A family “living with up to 50,000 flying foxes in their backyard at Barcaldine in central-west Queensland say authorities seem more concerned about the welfare of the animals than the risk of Hendra virus on people” reported abc.net.au. Brett Walsh said the flying foxes arrived in February & “have been allowed to disperse because they have been breeding”. Walsh said horse owners in Barcaldine “are worried about the rise in the incidence of the potentially fatal bat-borne Hendra virus”. Ten horses have died in 8 locations across Queensland, “87 are being monitored & up to 60 people have been tested since the 1st outbreak last month”. Walsh said he “has applied for a damage mitigation permit, but it is likely to be some weeks before conditions can be met for it to be approved”. Walsh said authorities “seem more focused on the welfare of the flying foxes & it has been a difficult 5 months for the family” noting: “Emotionally, it's been fairly distressing, even depressing.
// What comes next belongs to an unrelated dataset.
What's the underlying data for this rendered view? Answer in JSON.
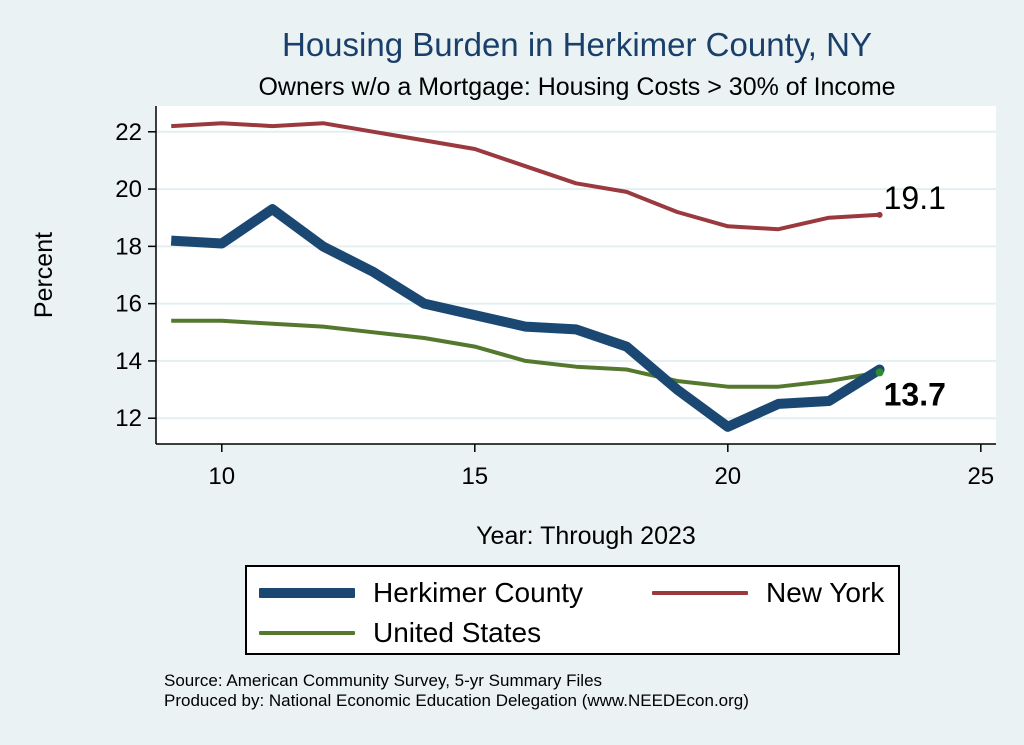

We had on officer from DERM (Department Of Environment & Resource Management) come out last week. His estimate is there's between 30,000-50,000 flying foxes in our backyard. The officer estimated there were still 1,000 immature young there, but he estimated they would be capable of sustained flight within about 2 weeks. Our garden is completely destroyed - the odour, the noise, having to literally walk around with an umbrella in your own backyard.” Walsh emphasised the local pony club & horse race stables “are extremely concerned” & many owners “have moved their horses away from the flight path of the flying foxes. It's a concern about human health as well, because there is just so much unknown science about how Hendra is spread.”